Quand tailler votre cotonéaster
La période de taille dépend surtout de l’effet recherché et du type de cotonéaster. Pour un cotoneaster à floraison printanière, intervenez juste après la floraison afin de ne pas supprimer les boutons floraux formés sur le bois de l’année précédente. Pour les sujets cultivés surtout pour leur port ou pour contenir leur expansion, une taille légère peut se faire à la fin de l’hiver, hors gel, avant le redémarrage de la végétation.
Évitez les tailles sévères en pleine montée de sève. Sur les formes couvre-sol ou rampantes, mieux vaut intervenir par petites retouches régulières, une à deux fois par an selon la vigueur. Sur les arbustes plus dressés, une taille d’entretien annuelle suffit souvent pour garder une silhouette nette.
Comment tailler efficacement
Commencez par supprimer le bois mort, les branches cassées et les rameaux qui se croisent au centre de l’arbuste. Coupez toujours au ras d’une ramification saine ou juste au-dessus d’un bourgeon dirigé vers l’extérieur. Ce geste aère la plante et limite les frottements.
Pour raccourcir, réduisez les jeunes pousses d’environ un tiers si vous cherchez à densifier l’arbuste. Si le cotonéaster devient trop envahissant, rabattez progressivement les tiges les plus longues sur plusieurs saisons plutôt que de tout couper d’un coup. Cette méthode évite un départ de végétation trop brutal et conserve mieux la floraison.
Selon l’espèce ou l’usage
Les cotonéasters couvre-sol, comme cotoneaster dammeri, demandent surtout une remise en ordre des tiges qui débordent. Sur ces formes basses, une coupe de 10 à 20 cm des extrémités suffit souvent à contenir l’étalement. Pour les sujets à port buissonnant, comme le cotoneaster lacteus, on privilégie l’éclaircissage : supprimez quelques vieilles branches à la base pour garder une charpente aérée.

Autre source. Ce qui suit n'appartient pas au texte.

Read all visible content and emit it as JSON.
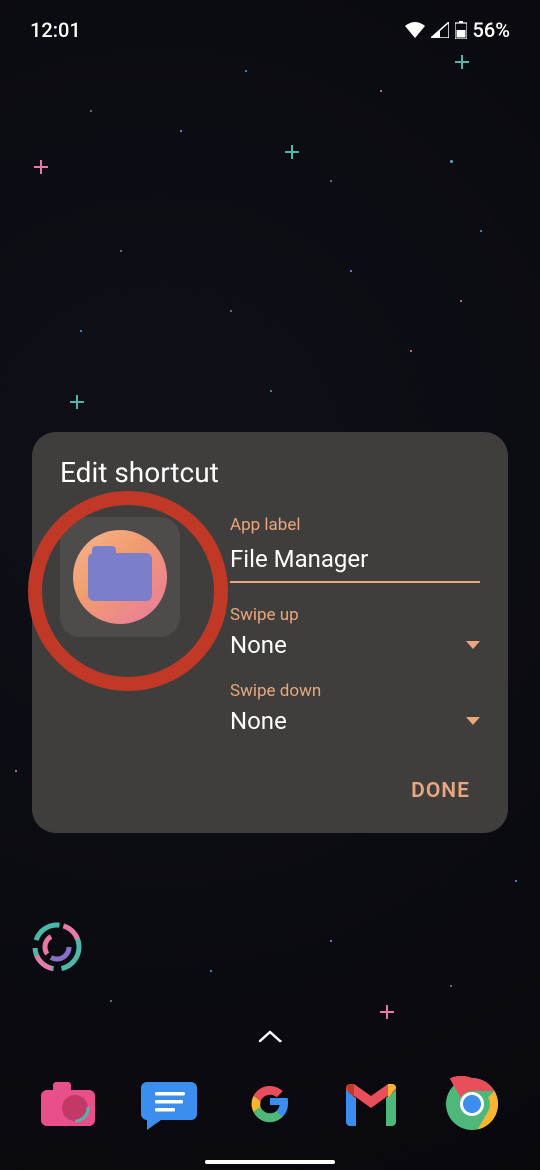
{
  "status": {
    "time": "12:01",
    "battery_percent": "56%"
  },
  "dialog": {
    "title": "Edit shortcut",
    "app_label_field": "App label",
    "app_label_value": "File Manager",
    "swipe_up_label": "Swipe up",
    "swipe_up_value": "None",
    "swipe_down_label": "Swipe down",
    "swipe_down_value": "None",
    "done_label": "DONE"
  },
  "dock": {
    "items": [
      "camera",
      "messages",
      "google",
      "gmail",
      "chrome"
    ]
  }
}
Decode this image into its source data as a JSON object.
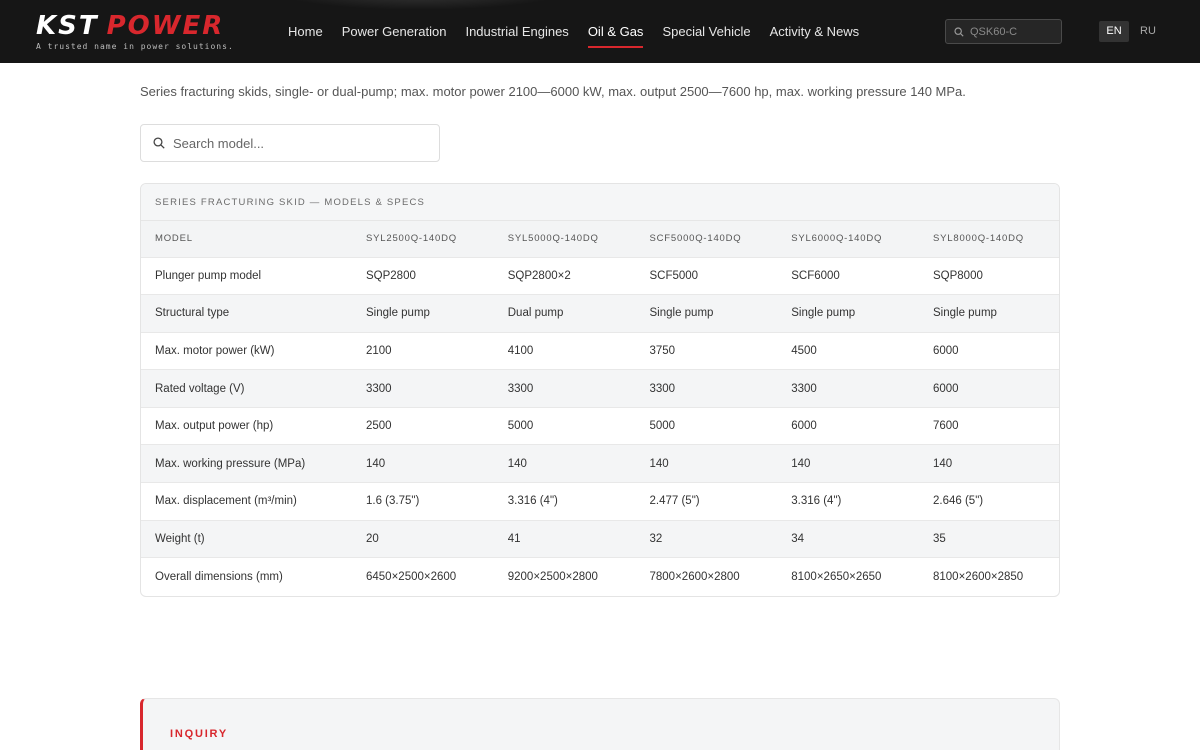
{
  "header": {
    "logo_kst": "KST",
    "logo_power": "POWER",
    "tagline": "A trusted name in power solutions.",
    "nav": [
      {
        "label": "Home"
      },
      {
        "label": "Power Generation"
      },
      {
        "label": "Industrial Engines"
      },
      {
        "label": "Oil & Gas",
        "active": true
      },
      {
        "label": "Special Vehicle"
      },
      {
        "label": "Activity & News"
      }
    ],
    "search_placeholder": "QSK60-C",
    "lang_en": "EN",
    "lang_ru": "RU",
    "accent_color": "#d8272d"
  },
  "intro": "Series fracturing skids, single- or dual-pump; max. motor power 2100—6000 kW, max. output 2500—7600 hp, max. working pressure 140 MPa.",
  "model_search_placeholder": "Search model...",
  "table": {
    "title": "SERIES FRACTURING SKID — MODELS & SPECS",
    "headers": [
      "MODEL",
      "SYL2500Q-140DQ",
      "SYL5000Q-140DQ",
      "SCF5000Q-140DQ",
      "SYL6000Q-140DQ",
      "SYL8000Q-140DQ"
    ],
    "rows": [
      [
        "Plunger pump model",
        "SQP2800",
        "SQP2800×2",
        "SCF5000",
        "SCF6000",
        "SQP8000"
      ],
      [
        "Structural type",
        "Single pump",
        "Dual pump",
        "Single pump",
        "Single pump",
        "Single pump"
      ],
      [
        "Max. motor power (kW)",
        "2100",
        "4100",
        "3750",
        "4500",
        "6000"
      ],
      [
        "Rated voltage (V)",
        "3300",
        "3300",
        "3300",
        "3300",
        "6000"
      ],
      [
        "Max. output power (hp)",
        "2500",
        "5000",
        "5000",
        "6000",
        "7600"
      ],
      [
        "Max. working pressure (MPa)",
        "140",
        "140",
        "140",
        "140",
        "140"
      ],
      [
        "Max. displacement (m³/min)",
        "1.6 (3.75\")",
        "3.316 (4\")",
        "2.477 (5\")",
        "3.316 (4\")",
        "2.646 (5\")"
      ],
      [
        "Weight (t)",
        "20",
        "41",
        "32",
        "34",
        "35"
      ],
      [
        "Overall dimensions (mm)",
        "6450×2500×2600",
        "9200×2500×2800",
        "7800×2600×2800",
        "8100×2650×2650",
        "8100×2600×2850"
      ]
    ]
  },
  "inquiry_label": "INQUIRY"
}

Les espèces utilisées en haie ou en topiaire supportent une taille plus régulière, mais sans excès. Mieux vaut intervenir juste après la floraison pour les sujets qui fleurissent au printemps, ou en fin d’hiver si l’objectif est surtout de maîtriser le volume. En sol libre, un sujet isolé peut conserver un port naturel avec une simple retouche annuelle.
Les bons outils
Utilisez un sécateur bien affûté pour les rameaux fins et un ébrancheur pour les branches plus épaisses. Désinfectez les lames si vous passez d’un sujet malade à un sujet sain. Des gants restent utiles, même si le cotonéaster est surtout gênant par le volume de ses rameaux plus que par des épines marquées.
Les erreurs à éviter
Ne taillez pas trop court, surtout si vous voulez conserver des fleurs et des baies. Une coupe trop forte réduit la floraison et peut laisser l’arbuste clairsemé. Évitez aussi de tailler en période de gel, car les plaies cicatrisent mal. Enfin, ne coupez pas systématiquement toutes les pousses de l’année : gardez une partie du bois jeune pour maintenir un port harmonieux.
Si le cotonéaster est âgé et dégarnit à la base, contentez-vous d’une remise en forme progressive. Supprimez quelques vieilles branches chaque année pour stimuler de nouveaux départs sans épuiser la plante.
Après la taille
Ramassez les déchets de coupe pour limiter les risques de maladies et garder le pied propre. Un arrosage modéré peut aider la reprise si la taille a eu lieu par temps sec. Surveillez ensuite la repousse pour corriger rapidement une branche qui repartirait dans une mauvaise direction.
En taillant avec mesure et au bon moment, vous conservez un cotonéaster dense, équilibré et décoratif, tout en respectant sa floraison et sa fructification.